Tuesday, 9 December 2014
Exhibition Hall-Poster Area (Sul America)
INTRODUCTION: The syndrome of hyper-IgE syndrome or Job syndrome or Burckley syndrome, is a rare primary immunodeficiency characterized by defective phagocytic manifesting recurrent infections, mainly Staphylococcal associated with eczema severe atopic, musculoskeletal disorders, pathological fractures, scoliosis and levels high IgE (> 2.000UI / ml).
Among the immunological characteristics, we can find defects in neutrophil chemotaxis, decreased production of interferon gamma, eosinophilia mutation and STAT 3.Most cases are sporadic, but there are cases with patterns of autosomal dominant or recessive inheritance. The diagnosis is clinical using the criteria of Grimbacher.The treatment is the same of the bacterial and fungal infections. Some consensus oriented prophylaxis of infections with antibiotics.
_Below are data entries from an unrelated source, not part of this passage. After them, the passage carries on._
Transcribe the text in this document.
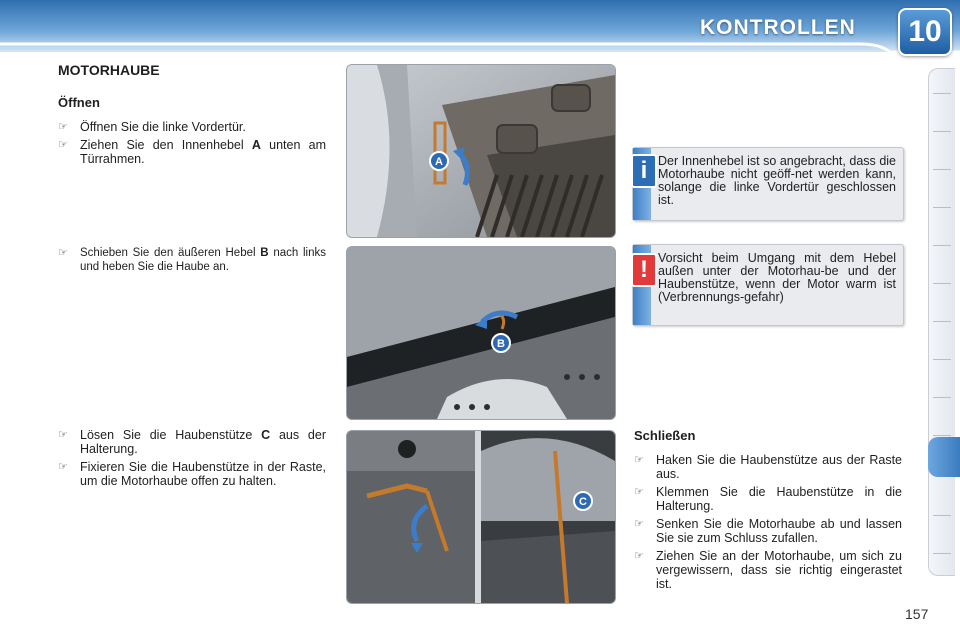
KONTROLLEN	10
MOTORHAUBE
Öffnen
☞ Öffnen Sie die linke Vordertür.
☞ Ziehen Sie den Innenhebel A unten am Türrahmen.
☞ Schieben Sie den äußeren Hebel B nach links und heben Sie die Haube an.
☞ Lösen Sie die Haubenstütze C aus der Halterung.
☞ Fixieren Sie die Haubenstütze in der Raste, um die Motorhaube offen zu halten.
A
B
C
i Der Innenhebel ist so angebracht, dass die Motorhaube nicht geöff-net werden kann, solange die linke Vordertür geschlossen ist.
! Vorsicht beim Umgang mit dem Hebel außen unter der Motorhau-be und der Haubenstütze, wenn der Motor warm ist (Verbrennungs-gefahr)
Schließen
☞ Haken Sie die Haubenstütze aus der Raste aus.
☞ Klemmen Sie die Haubenstütze in die Halterung.
☞ Senken Sie die Motorhaube ab und lassen Sie sie zum Schluss zufallen.
☞ Ziehen Sie an der Motorhaube, um sich zu vergewissern, dass sie richtig eingerastet ist.
157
OBJECTIVE: Report the case of a patient with severa atopic eczema and criteria for the syndrome hyper IgE Grimbacher seconds.
CASE DESCRIPTION: IFS 2 years and 9 months, with a history of atopic eczema since 3 months of age and history of intrauterine growth retarded neonatal sepsis associated with severe skin lesions, three hospitalizations for pneumonia and hospitalization due infected with abscesses dermatitis. Physical examination showed coarse facies, prominent forehead, broad nasal bridge,hyperextensible joints of knees and severe atopic eczema refractory to treatments. In evaluating Additional research showed anti-HIV antibody negative,eosinophilia persistent (4080 cells / mm 3) and IgE> 2.000UI / ml.
CONCLUSION: Given the difficulty for the molecular diagnosis of the syndrome hyper-IgE, we report a probable case of the disease evaluated according to the criteria of Grimbacher be
used in our service. Reiterates the importance of investigating immunodeficiency in children with severe atopic eczema associated with recurrent infections.
Among the immunological characteristics, we can find defects in neutrophil chemotaxis, decreased production of interferon gamma, eosinophilia mutation and STAT 3.Most cases are sporadic, but there are cases with patterns of autosomal dominant or recessive inheritance. The diagnosis is clinical using the criteria of Grimbacher.The treatment is the same of the bacterial and fungal infections. Some consensus oriented prophylaxis of infections with antibiotics.
OBJECTIVE: Report the case of a patient with severa atopic eczema and criteria for the syndrome hyper IgE Grimbacher seconds.
CASE DESCRIPTION: IFS 2 years and 9 months, with a history of atopic eczema since 3 months of age and history of intrauterine growth retarded neonatal sepsis associated with severe skin lesions, three hospitalizations for pneumonia and hospitalization due infected with abscesses dermatitis. Physical examination showed coarse facies, prominent forehead, broad nasal bridge,hyperextensible joints of knees and severe atopic eczema refractory to treatments. In evaluating Additional research showed anti-HIV antibody negative,eosinophilia persistent (4080 cells / mm 3) and IgE> 2.000UI / ml.
CONCLUSION: Given the difficulty for the molecular diagnosis of the syndrome hyper-IgE, we report a probable case of the disease evaluated according to the criteria of Grimbacher be
used in our service. Reiterates the importance of investigating immunodeficiency in children with severe atopic eczema associated with recurrent infections.
BIBLIOGRAPHY
- Grimbacher B. hyper IgE syndrome. Immunol Ver 2005; 203:244-250.